Detailed endpoint paths, queue topology, port assignments, and tuning knobs are shared with pilot customers under NDA.

Observability

Parameter Value
Metrics endpoint Prometheus exposition format
Metric families Stage durations, device utilisation, queue depth, jobs in flight, jobs by language, WER ratio, language-detection counters, canary metrics
Shipped Grafana dashboards System overview, pipeline performance (P50/P95/P99 + per-stage breakdown), quality (WER trends + per-language), device health, queue management, SLO tracking, language analytics
SLO — availability 99.9% target (1-hour completed-vs-all-events ratio); ~43.2 min downtime / 30-day budget
SLO — latency 95% of pipeline stages complete within ≤ 10 s (1-hour rolling)

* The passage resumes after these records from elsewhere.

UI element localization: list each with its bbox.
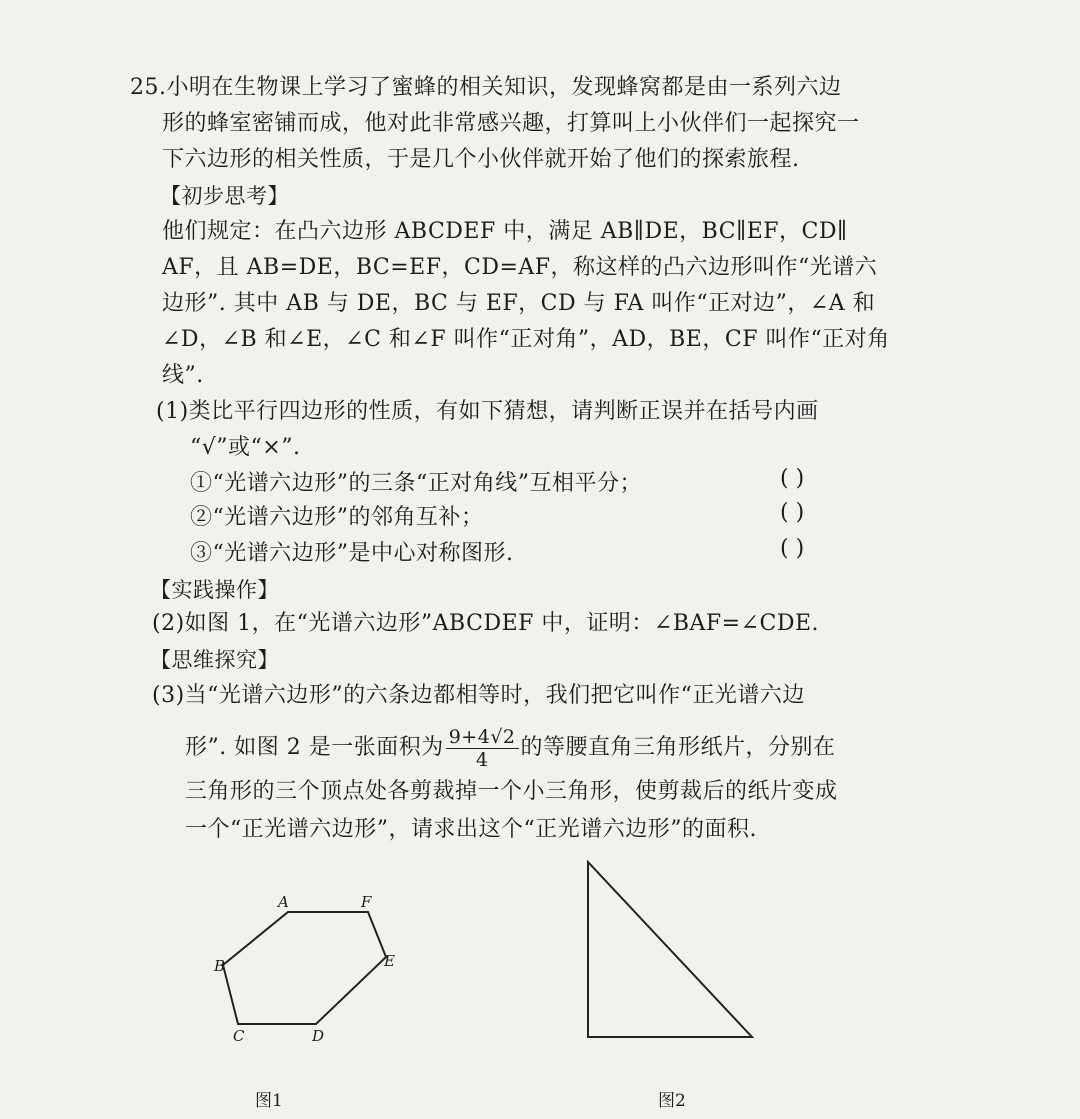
vertex-label-b: B	[214, 957, 226, 975]
intro-text-1: 小明在生物课上学习了蜜蜂的相关知识，发现蜂窝都是由一系列六边	[166, 75, 842, 100]
answer-bracket-3[interactable]: ( )	[780, 536, 805, 561]
question-1-item-1: ①“光谱六边形”的三条“正对角线”互相平分；	[190, 471, 642, 496]
question-1-line-1: (1)类比平行四边形的性质，有如下猜想，请判断正误并在括号内画	[156, 399, 819, 424]
vertex-label-c: C	[233, 1027, 245, 1045]
problem-number: 25.	[130, 75, 167, 100]
section-heading-practice: 【实践操作】	[150, 578, 279, 602]
question-3-line-2-pre: 形”. 如图 2 是一张面积为	[185, 735, 444, 760]
figure-2-triangle	[588, 862, 752, 1037]
vertex-label-f: F	[361, 893, 372, 911]
figure-1-hexagon	[223, 912, 386, 1024]
definition-line-2: AF，且 AB=DE，BC=EF，CD=AF，称这样的凸六边形叫作“光谱六	[162, 255, 878, 280]
fraction-numerator: 9+4√2	[446, 726, 519, 749]
answer-bracket-2[interactable]: ( )	[780, 500, 805, 525]
figure-1-caption: 图1	[255, 1091, 283, 1111]
question-3-line-3: 三角形的三个顶点处各剪裁掉一个小三角形，使剪裁后的纸片变成	[185, 779, 838, 804]
question-1-item-2: ②“光谱六边形”的邻角互补；	[190, 505, 484, 530]
vertex-label-d: D	[312, 1027, 325, 1045]
figure-2-caption: 图2	[658, 1091, 686, 1111]
fraction-denominator: 4	[475, 748, 489, 771]
question-1-item-3: ③“光谱六边形”是中心对称图形.	[190, 541, 514, 566]
answer-bracket-1[interactable]: ( )	[780, 466, 805, 491]
question-3-line-1: (3)当“光谱六边形”的六条边都相等时，我们把它叫作“正光谱六边	[152, 683, 805, 708]
section-heading-initial-thinking: 【初步思考】	[160, 184, 289, 208]
definition-line-1: 他们规定：在凸六边形 ABCDEF 中，满足 AB∥DE，BC∥EF，CD∥	[162, 219, 848, 244]
section-heading-thinking-exploration: 【思维探究】	[150, 648, 279, 672]
question-3-line-2-post: 的等腰直角三角形纸片，分别在	[520, 735, 836, 760]
vertex-label-e: E	[384, 952, 395, 970]
question-2: (2)如图 1，在“光谱六边形”ABCDEF 中，证明：∠BAF=∠CDE.	[152, 611, 820, 636]
definition-line-3: 边形”. 其中 AB 与 DE，BC 与 EF，CD 与 FA 叫作“正对边”，∠A 和	[162, 291, 876, 316]
problem-intro-line-2: 形的蜂室密铺而成，他对此非常感兴趣，打算叫上小伙伴们一起探究一	[162, 111, 860, 136]
problem-intro-line-3: 下六边形的相关性质，于是几个小伙伴就开始了他们的探索旅程.	[162, 147, 800, 172]
definition-line-5: 线”.	[162, 363, 204, 388]
definition-line-4: ∠D，∠B 和∠E，∠C 和∠F 叫作“正对角”，AD，BE，CF 叫作“正对角	[162, 327, 890, 352]
question-3-line-4: 一个“正光谱六边形”，请求出这个“正光谱六边形”的面积.	[185, 817, 757, 842]
vertex-label-a: A	[278, 893, 289, 911]
question-1-line-2: “√”或“×”.	[190, 435, 301, 460]
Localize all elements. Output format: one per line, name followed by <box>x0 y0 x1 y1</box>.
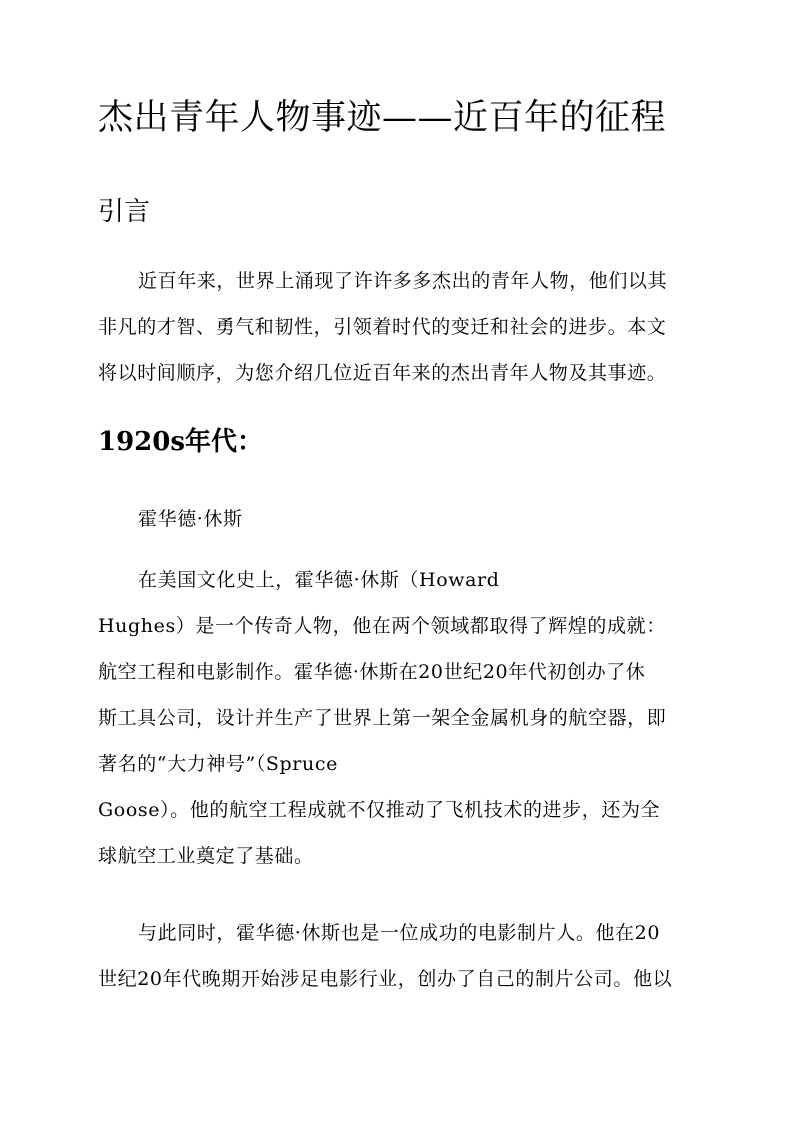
person-name <box>98 496 702 542</box>
text-line: 将以时间顺序，为您介绍几位近百年来的杰出青年人物及其事迹。 <box>98 362 667 384</box>
intro-paragraph <box>98 258 702 396</box>
text-line: 著名的“大力神号”（Spruce <box>98 753 338 775</box>
section-heading-1920s: 1920s年代： <box>98 427 264 457</box>
text-line: 在美国文化史上，霍华德·休斯（Howard <box>138 569 500 591</box>
hughes-paragraph-1 <box>98 557 702 879</box>
document-title: 杰出青年人物事迹——近百年的征程 <box>98 98 667 138</box>
section-heading-intro: 引言 <box>98 197 151 227</box>
text-line: 世纪20年代晚期开始涉足电影行业，创办了自己的制片公司。他以 <box>98 968 673 990</box>
text-line: 航空工程和电影制作。霍华德·休斯在20世纪20年代初创办了休 <box>98 661 646 683</box>
text-line: 与此同时，霍华德·休斯也是一位成功的电影制片人。他在20 <box>138 922 661 944</box>
text-line: 非凡的才智、勇气和韧性，引领着时代的变迁和社会的进步。本文 <box>98 316 667 338</box>
text-line: Hughes）是一个传奇人物，他在两个领域都取得了辉煌的成就： <box>98 615 666 637</box>
text-line: Goose）。他的航空工程成就不仅推动了飞机技术的进步，还为全 <box>98 799 661 821</box>
text-line: 球航空工业奠定了基础。 <box>98 845 314 867</box>
text-line: 近百年来，世界上涌现了许许多多杰出的青年人物，他们以其 <box>138 270 668 292</box>
text-line: 霍华德·休斯 <box>138 508 243 530</box>
hughes-paragraph-2 <box>98 910 702 1002</box>
text-line: 斯工具公司，设计并生产了世界上第一架全金属机身的航空器，即 <box>98 707 667 729</box>
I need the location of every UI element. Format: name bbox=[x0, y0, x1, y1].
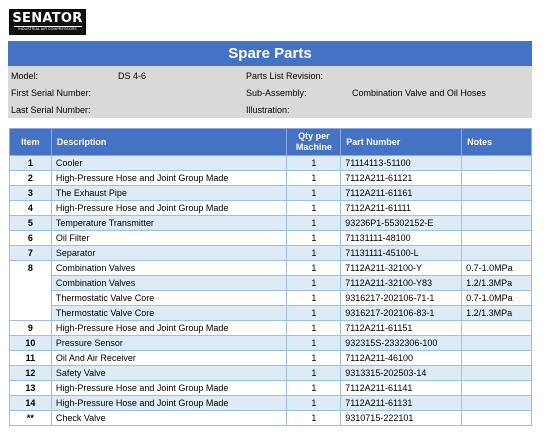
notes-cell bbox=[462, 216, 532, 231]
description-cell: Combination Valves bbox=[51, 276, 287, 291]
header-qty-line2: Machine bbox=[295, 142, 332, 152]
part-number-cell: 9313315-202503-14 bbox=[341, 366, 462, 381]
table-row bbox=[10, 381, 532, 396]
part-number-cell: 7112A211-61141 bbox=[341, 381, 462, 396]
logo-brand: SENATOR bbox=[12, 11, 83, 26]
qty-cell: 1 bbox=[287, 156, 341, 171]
part-number-cell: 7112A211-61131 bbox=[341, 396, 462, 411]
description-cell: Thermostatic Valve Core bbox=[51, 291, 287, 306]
part-number-cell: 71114113-51100 bbox=[341, 156, 462, 171]
notes-cell bbox=[462, 366, 532, 381]
part-number-cell: 9316217-202106-83-1 bbox=[341, 306, 462, 321]
table-row bbox=[10, 201, 532, 216]
qty-cell: 1 bbox=[287, 186, 341, 201]
notes-cell: 1.2/1.3MPa bbox=[462, 276, 532, 291]
part-number-cell: 71131111-48100 bbox=[341, 231, 462, 246]
item-cell: 10 bbox=[10, 336, 52, 351]
table-row bbox=[10, 351, 532, 366]
table-row bbox=[10, 366, 532, 381]
first-serial-label: First Serial Number: bbox=[11, 88, 92, 98]
model-label: Model: bbox=[11, 71, 39, 81]
table-row bbox=[10, 231, 532, 246]
description-cell: High-Pressure Hose and Joint Group Made bbox=[51, 381, 287, 396]
description-cell: Oil And Air Receiver bbox=[51, 351, 287, 366]
qty-cell: 1 bbox=[287, 201, 341, 216]
last-serial-label: Last Serial Number: bbox=[11, 105, 91, 115]
table-row bbox=[10, 216, 532, 231]
subassembly-value: Combination Valve and Oil Hoses bbox=[352, 88, 486, 98]
qty-cell: 1 bbox=[287, 351, 341, 366]
part-number-cell: 71131111-45100-L bbox=[341, 246, 462, 261]
notes-cell bbox=[462, 381, 532, 396]
qty-cell: 1 bbox=[287, 411, 341, 426]
qty-cell: 1 bbox=[287, 381, 341, 396]
item-cell: 8 bbox=[10, 261, 52, 321]
qty-cell: 1 bbox=[287, 306, 341, 321]
part-number-cell: 7112A211-32100-Y bbox=[341, 261, 462, 276]
item-cell: 13 bbox=[10, 381, 52, 396]
item-cell: 4 bbox=[10, 201, 52, 216]
part-number-cell: 93236P1-55302152-E bbox=[341, 216, 462, 231]
part-number-cell: 7112A211-61151 bbox=[341, 321, 462, 336]
item-cell: ** bbox=[10, 411, 52, 426]
notes-cell bbox=[462, 351, 532, 366]
table-row bbox=[10, 186, 532, 201]
header-item: Item bbox=[10, 129, 52, 156]
part-number-cell: 7112A211-61121 bbox=[341, 171, 462, 186]
notes-cell bbox=[462, 321, 532, 336]
description-cell: High-Pressure Hose and Joint Group Made bbox=[51, 201, 287, 216]
notes-cell bbox=[462, 396, 532, 411]
description-cell: Oil Filter bbox=[51, 231, 287, 246]
description-cell: Thermostatic Valve Core bbox=[51, 306, 287, 321]
notes-cell bbox=[462, 171, 532, 186]
qty-cell: 1 bbox=[287, 276, 341, 291]
qty-cell: 1 bbox=[287, 396, 341, 411]
part-number-cell: 932315S-2332306-100 bbox=[341, 336, 462, 351]
description-cell: Pressure Sensor bbox=[51, 336, 287, 351]
notes-cell: 0.7-1.0MPa bbox=[462, 261, 532, 276]
table-row bbox=[10, 411, 532, 426]
notes-cell bbox=[462, 411, 532, 426]
part-number-cell: 7112A211-46100 bbox=[341, 351, 462, 366]
description-cell: Check Valve bbox=[51, 411, 287, 426]
item-cell: 7 bbox=[10, 246, 52, 261]
header-part-number: Part Number bbox=[341, 129, 462, 156]
qty-cell: 1 bbox=[287, 231, 341, 246]
description-cell: Safety Valve bbox=[51, 366, 287, 381]
notes-cell bbox=[462, 156, 532, 171]
notes-cell bbox=[462, 336, 532, 351]
page-title: Spare Parts bbox=[8, 41, 532, 66]
part-number-cell: 7112A211-32100-Y83 bbox=[341, 276, 462, 291]
table-row bbox=[10, 246, 532, 261]
info-panel bbox=[8, 66, 532, 118]
subassembly-label: Sub-Assembly: bbox=[246, 88, 307, 98]
item-cell: 11 bbox=[10, 351, 52, 366]
notes-cell bbox=[462, 201, 532, 216]
item-cell: 14 bbox=[10, 396, 52, 411]
table-row bbox=[10, 261, 532, 276]
qty-cell: 1 bbox=[287, 321, 341, 336]
part-number-cell: 9316217-202106-71-1 bbox=[341, 291, 462, 306]
item-cell: 9 bbox=[10, 321, 52, 336]
description-cell: High-Pressure Hose and Joint Group Made bbox=[51, 171, 287, 186]
table-row bbox=[10, 306, 532, 321]
qty-cell: 1 bbox=[287, 246, 341, 261]
description-cell: Temperature Transmitter bbox=[51, 216, 287, 231]
table-row bbox=[10, 291, 532, 306]
senator-logo bbox=[9, 9, 86, 35]
qty-cell: 1 bbox=[287, 261, 341, 276]
revision-label: Parts List Revision: bbox=[246, 71, 324, 81]
table-row bbox=[10, 336, 532, 351]
table-row bbox=[10, 321, 532, 336]
description-cell: High-Pressure Hose and Joint Group Made bbox=[51, 396, 287, 411]
qty-cell: 1 bbox=[287, 171, 341, 186]
table-row bbox=[10, 156, 532, 171]
part-number-cell: 9310715-222101 bbox=[341, 411, 462, 426]
header-qty bbox=[287, 129, 341, 156]
item-cell: 3 bbox=[10, 186, 52, 201]
item-cell: 12 bbox=[10, 366, 52, 381]
notes-cell: 1.2/1.3MPa bbox=[462, 306, 532, 321]
logo-tagline: INDUSTRIAL AIR COMPRESSORS bbox=[14, 26, 82, 32]
description-cell: Separator bbox=[51, 246, 287, 261]
header-notes: Notes bbox=[462, 129, 532, 156]
notes-cell bbox=[462, 246, 532, 261]
table-row bbox=[10, 396, 532, 411]
qty-cell: 1 bbox=[287, 216, 341, 231]
description-cell: High-Pressure Hose and Joint Group Made bbox=[51, 321, 287, 336]
qty-cell: 1 bbox=[287, 366, 341, 381]
notes-cell: 0.7-1.0MPa bbox=[462, 291, 532, 306]
notes-cell bbox=[462, 186, 532, 201]
model-value: DS 4-6 bbox=[118, 71, 147, 81]
qty-cell: 1 bbox=[287, 291, 341, 306]
header-qty-line1: Qty per bbox=[298, 131, 330, 141]
table-row bbox=[10, 276, 532, 291]
header-description: Description bbox=[51, 129, 287, 156]
part-number-cell: 7112A211-61161 bbox=[341, 186, 462, 201]
table-row bbox=[10, 171, 532, 186]
qty-cell: 1 bbox=[287, 336, 341, 351]
spare-parts-table bbox=[9, 128, 532, 426]
part-number-cell: 7112A211-61111 bbox=[341, 201, 462, 216]
illustration-label: Illustration: bbox=[246, 105, 290, 115]
table-header-row bbox=[10, 129, 532, 156]
description-cell: Combination Valves bbox=[51, 261, 287, 276]
notes-cell bbox=[462, 231, 532, 246]
item-cell: 6 bbox=[10, 231, 52, 246]
description-cell: The Exhaust Pipe bbox=[51, 186, 287, 201]
item-cell: 5 bbox=[10, 216, 52, 231]
item-cell: 1 bbox=[10, 156, 52, 171]
description-cell: Cooler bbox=[51, 156, 287, 171]
item-cell: 2 bbox=[10, 171, 52, 186]
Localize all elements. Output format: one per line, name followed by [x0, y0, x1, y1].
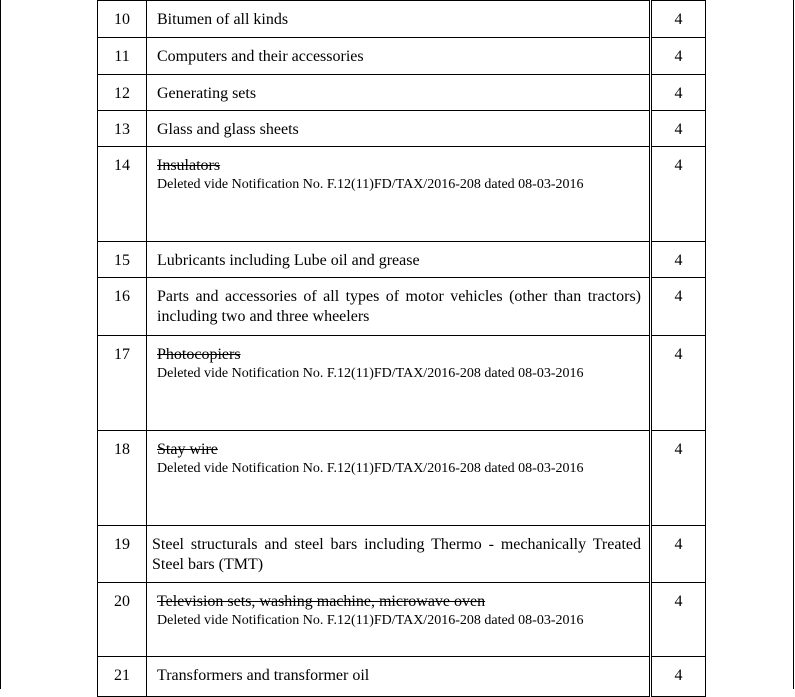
table-row	[98, 147, 706, 242]
row-number: 12	[98, 75, 147, 111]
row-rate: 4	[651, 657, 706, 697]
row-number: 15	[98, 242, 147, 278]
table-row	[98, 1, 706, 38]
deletion-note: Deleted vide Notification No. F.12(11)FD/TAX/2016-208 dated 08-03-2016	[157, 366, 584, 381]
row-number: 11	[98, 38, 147, 75]
row-number: 17	[98, 336, 147, 431]
row-number: 21	[98, 657, 147, 697]
table-row	[98, 657, 706, 697]
deleted-item-text: Stay wire	[157, 441, 218, 458]
row-description: Lubricants including Lube oil and grease	[147, 242, 651, 278]
row-rate: 4	[651, 75, 706, 111]
row-description: Parts and accessories of all types of motor vehicles (other than tractors) including two and three wheelers	[147, 278, 651, 336]
page-edge-right	[793, 0, 794, 689]
row-rate: 4	[651, 336, 706, 431]
row-rate: 4	[651, 38, 706, 75]
row-description	[147, 431, 651, 526]
row-number: 10	[98, 1, 147, 38]
row-description: Steel structurals and steel bars including Thermo - mechanically Treated Steel bars (TMT)	[147, 526, 651, 583]
table-row	[98, 526, 706, 583]
row-description: Computers and their accessories	[147, 38, 651, 75]
page-edge-left	[0, 0, 1, 689]
deletion-note: Deleted vide Notification No. F.12(11)FD/TAX/2016-208 dated 08-03-2016	[157, 613, 584, 628]
deleted-item-text: Insulators	[157, 157, 221, 174]
row-description: Bitumen of all kinds	[147, 1, 651, 38]
row-number: 19	[98, 526, 147, 583]
schedule-table	[97, 0, 706, 697]
row-rate: 4	[651, 147, 706, 242]
row-number: 13	[98, 111, 147, 147]
row-rate: 4	[651, 278, 706, 336]
row-rate: 4	[651, 526, 706, 583]
row-description	[147, 147, 651, 242]
row-rate: 4	[651, 431, 706, 526]
row-description: Transformers and transformer oil	[147, 657, 651, 697]
row-number: 16	[98, 278, 147, 336]
row-description	[147, 336, 651, 431]
row-rate: 4	[651, 242, 706, 278]
row-description: Glass and glass sheets	[147, 111, 651, 147]
table-row	[98, 583, 706, 657]
table-row	[98, 242, 706, 278]
row-rate: 4	[651, 111, 706, 147]
deleted-item-text: Television sets, washing machine, microwave oven	[157, 593, 486, 610]
row-number: 20	[98, 583, 147, 657]
row-description: Generating sets	[147, 75, 651, 111]
deletion-note: Deleted vide Notification No. F.12(11)FD/TAX/2016-208 dated 08-03-2016	[157, 461, 584, 476]
table-row	[98, 75, 706, 111]
row-number: 18	[98, 431, 147, 526]
deletion-note: Deleted vide Notification No. F.12(11)FD/TAX/2016-208 dated 08-03-2016	[157, 177, 584, 192]
table-row	[98, 431, 706, 526]
table-row	[98, 111, 706, 147]
table-row	[98, 336, 706, 431]
row-number: 14	[98, 147, 147, 242]
table-row	[98, 38, 706, 75]
row-rate: 4	[651, 1, 706, 38]
deleted-item-text: Photocopiers	[157, 346, 241, 363]
table-row	[98, 278, 706, 336]
row-description	[147, 583, 651, 657]
row-rate: 4	[651, 583, 706, 657]
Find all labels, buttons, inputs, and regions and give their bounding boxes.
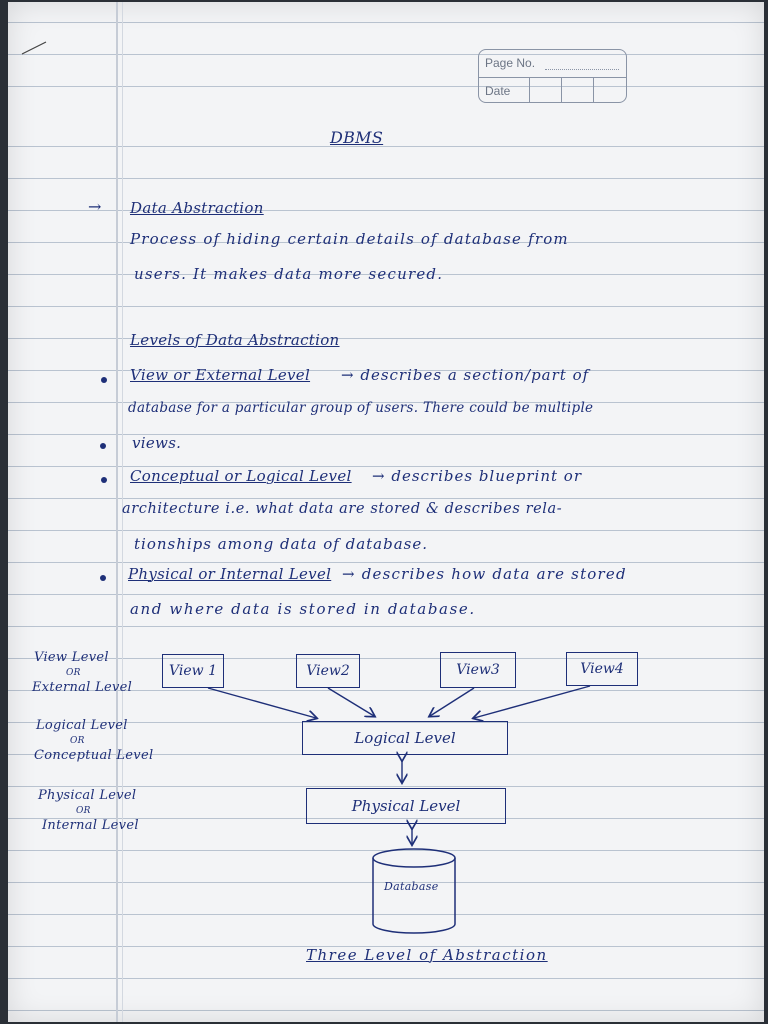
item2-text-line3: tionships among data of database. bbox=[134, 535, 429, 553]
arrow-marker: → bbox=[88, 197, 102, 216]
view-box-3: View3 bbox=[440, 652, 516, 688]
page-no-label: Page No. bbox=[485, 56, 536, 70]
item3-text-line2: and where data is stored in database. bbox=[130, 600, 476, 618]
database-cylinder-icon bbox=[373, 849, 455, 933]
arrow-view3-logical bbox=[430, 688, 474, 716]
diagram-connectors bbox=[8, 2, 764, 1022]
term-physical-internal-level: Physical or Internal Level bbox=[128, 565, 332, 583]
label-or: OR bbox=[66, 668, 81, 678]
arrow-view2-logical bbox=[328, 688, 374, 716]
arrow-view1-logical bbox=[208, 688, 316, 718]
label-or: OR bbox=[70, 736, 85, 746]
view-box-4: View4 bbox=[566, 652, 638, 686]
section1-text-line2: users. It makes data more secured. bbox=[134, 265, 444, 283]
notebook-page bbox=[8, 2, 764, 1022]
label-external-level: External Level bbox=[32, 680, 133, 695]
term-view-external-level: View or External Level bbox=[130, 366, 311, 384]
physical-level-box: Physical Level bbox=[306, 788, 506, 824]
diagram-caption: Three Level of Abstraction bbox=[306, 946, 548, 964]
logical-level-box: Logical Level bbox=[302, 721, 508, 755]
label-logical-level: Logical Level bbox=[36, 718, 128, 733]
item1-text-line1: → describes a section/part of bbox=[341, 366, 590, 384]
database-label: Database bbox=[384, 880, 439, 893]
date-label: Date bbox=[485, 84, 511, 98]
item3-text-line1: → describes how data are stored bbox=[342, 565, 627, 583]
view-box-1: View 1 bbox=[162, 654, 224, 688]
label-internal-level: Internal Level bbox=[42, 818, 139, 833]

Compliance & data handling

Parameter Value
Network egress None required for inference
Audio retention Configurable; default is in-memory plus working storage purged after job completion
Transcript retention Customer-controlled
Encryption in transit TLS terminates at the appliance ingress
Audit logging Job submission, completion, and failure events emitted as structured logs with request IDs
Personal-data minimisation Audio retained only for job duration; transcripts delivered and purged from appliance-side stores per customer policy
No automated individual decision-making Transcription only; no Art. 22 GDPR profiling or automated decision-making in the product

→ Full compliance posture, including the EU Digital Omnibus mapping: Compliance.

Variants comparison

SKU Concurrent live calls Matched annual audio (M min/yr) Batch (files/min) End-to-end (files/hr) Peak accelerator power Target use case
Auricus Voice 8 12 2 25 60–75 80 W Mid-size contact center, departmental fleet
Auricus Voice 16 24 4 50 120–150 160 W Large enterprise contact center, regional carrier
Auricus Voice 32 48 8 100 240–300 320 W National contact center, telco / government scale

Concurrent live calls = sustained concurrent near-real-time conversations per appliance. Matched annual audio = realistic operational capacity per appliance under a typical mixed real-time + batch duty cycle. Batch (files/min) = sustained transcription throughput per appliance. files/hr (E2E) = end-to-end including ingest, language ID, decode, and delivery overhead. Peak accelerator power scales linearly across the family; add ~120 W chassis baseline for total appliance draw.


Specifications represent the current production reference appliance and are subject to change. Performance figures are configuration-dependent. Customer pilots use the same evaluation harness for traceability.